Le nouveau premier secrétaire du PS a été élu sans surprise, recueillant un peu plus de 70% des suffrages, mais avec une participation très moyenne. Il doit imprimer sa marque au parti sans gêner l'exécutif.Harlem Désir n'est plus un intérimaire. Les militants l'ont désigné jeudi comme le premier secrétaire du PS. Sans surprise, il gagne face au candidat de l'aile gauche du parti, Emmanuel Maurel. Mais c'est une victoire sans relief pour l'eurodéputé et ancien président de SOS Racisme. Jeudi, en fin de soirée, sur la base de 68,4 % de dépouillements, le PS indiquait que Désir l'emportait avec 71,9 % des voix contre 28,1 % pour Maurel, qui double ainsi son score par rapport au vote de jeudi 11 octobre. Désir n'a donc pas su mobiliser, au terme d'une campagne rude où sa personnalité - terne -, son mode de désignation - opaque - et le résultat - décevant - de sa motion avaient été critiqués.
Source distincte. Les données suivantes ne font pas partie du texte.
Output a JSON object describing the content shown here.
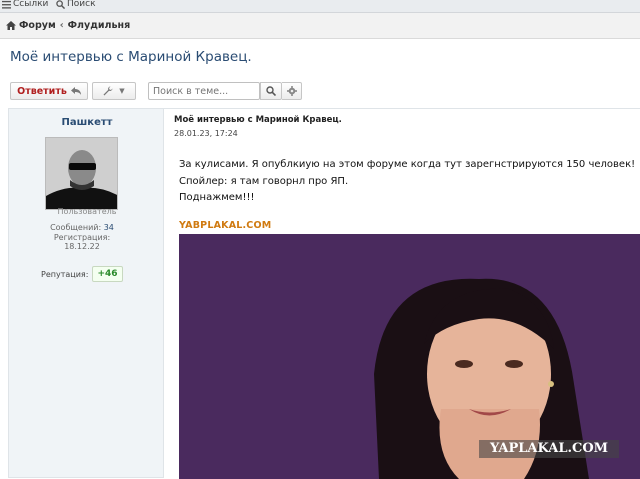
{
  "topbar": {
    "links_label": "Ссылки",
    "search_label": "Поиск"
  },
  "breadcrumb": {
    "forum": "Форум",
    "section": "Флудильня"
  },
  "page_title": "Моё интервью с Мариной Кравец.",
  "toolbar": {
    "reply_label": "Ответить",
    "search_placeholder": "Поиск в теме..."
  },
  "author": {
    "name": "Пашкетт",
    "role": "Пользователь",
    "messages_label": "Сообщений:",
    "messages": "34",
    "registration_label": "Регистрация:",
    "registration": "18.12.22",
    "reputation_label": "Репутация:",
    "reputation": "+46"
  },
  "post": {
    "title": "Моё интервью с Мариной Кравец.",
    "date": "28.01.23, 17:24",
    "lines": [
      "За кулисами. Я опублкиую на этом форуме когда тут зарегнстрируются 150 человек!",
      "Спойлер: я там говорнл про ЯП.",
      "Поднажмем!!!"
    ],
    "source_caption": "YABPLAKAL.COM",
    "watermark": "YAPLAKAL.COM"
  },
  "colors": {
    "link": "#2a4c73",
    "reply": "#b01e1e",
    "photo_bg": "#4a2a5e",
    "caption": "#d07a10"
  }
}
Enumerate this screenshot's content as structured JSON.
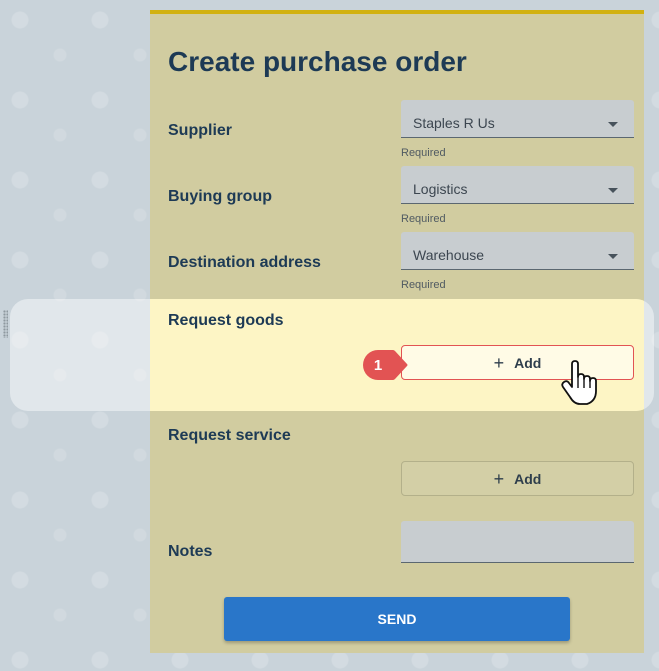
{
  "form": {
    "title": "Create purchase order",
    "supplier": {
      "label": "Supplier",
      "value": "Staples R Us",
      "helper": "Required"
    },
    "buying_group": {
      "label": "Buying group",
      "value": "Logistics",
      "helper": "Required"
    },
    "destination": {
      "label": "Destination address",
      "value": "Warehouse",
      "helper": "Required"
    },
    "request_goods": {
      "label": "Request goods",
      "add_label": "Add"
    },
    "request_service": {
      "label": "Request service",
      "add_label": "Add"
    },
    "notes": {
      "label": "Notes",
      "value": ""
    },
    "send_label": "SEND"
  },
  "tutorial": {
    "step_number": "1"
  },
  "colors": {
    "card": "#d1cca0",
    "card_top_border": "#d2b10f",
    "highlight": "#fdf5c5",
    "accent_red": "#e25353",
    "send_button": "#2976c9",
    "heading_text": "#1d3a55"
  },
  "icons": {
    "select_caret": "caret-down-icon",
    "add": "plus-icon",
    "cursor": "hand-pointer-icon"
  }
}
Mais le plus dur est à venir. Premier problème: partager les postes dans les instances dirigeantes, ménager les équilibres et les ego. Tous les «éléphants», la quasi-totalité du gouvernement, les ténors du parti et presque tous les courants du PS étaient derrière lui: les aubrystes, les hollandais, les ségolénistes, etc. Sans compter les hamonistes, regroupés dans le courant «Un monde d'avance». Situés à la gauche du parti, ils avaient accepté de ne pas présenter de motion et obtenu en contrepartie trente places au conseil national qui en compte 204. L'affaire avait été négociée au plus haut niveau entre François Hollande en personne et le ministre Benoît Hamon. Tout avait été réglé à l'avance.
«Mon rôle de rassembleur»Mais le score décevant de la motion «magma» oblige à revoir la copie. Au lieu des 186 sièges attendus au conseil national, les soutiens de Désir devront faire avec 140 sièges. «Les ségolénistes et “Un monde d'avance” vont morfler. Je ne vois pas comment “Un monde d'avance” pourrait avoir plus de postes que nous qui en avons décroché 28 grâce au score de notre motion», prédit un élu PS proche d'Emmanuel Maurel. «Et comme, en plus, Harlem a promis la parité dans toutes les instances du parti, il va falloir aussi virer des hommes», poursuit cet élu, se délectant à l'avance des conflits à venir.
Interrogé sur cette question, Désir ne nie pas les difficultés: «J'inciterai les uns et les autres à se mettre d'accord. C'est mon rôle de rassembleur. Et c'est ce que les militants attendent de moi.» La question est de savoir si le nouveau premier secrétaire sera bien associé aux tractations entre les écuries et à celles qui ont débuté entre les hollandais et les aubrystes.
Pour Désir, d'autres viendront un peu plus tard quand il faudra que le PS - désormais parti majoritaire - trouve ses marques vis-à-vis de l'exécutif. Faire vivre les débats quitte à se démarquer de l'action gouvernementale? Se ranger derrière l'Élysée et le gouvernement au risque de laisser le champ libre à la gauche de la gauche et aux alliés écologistes?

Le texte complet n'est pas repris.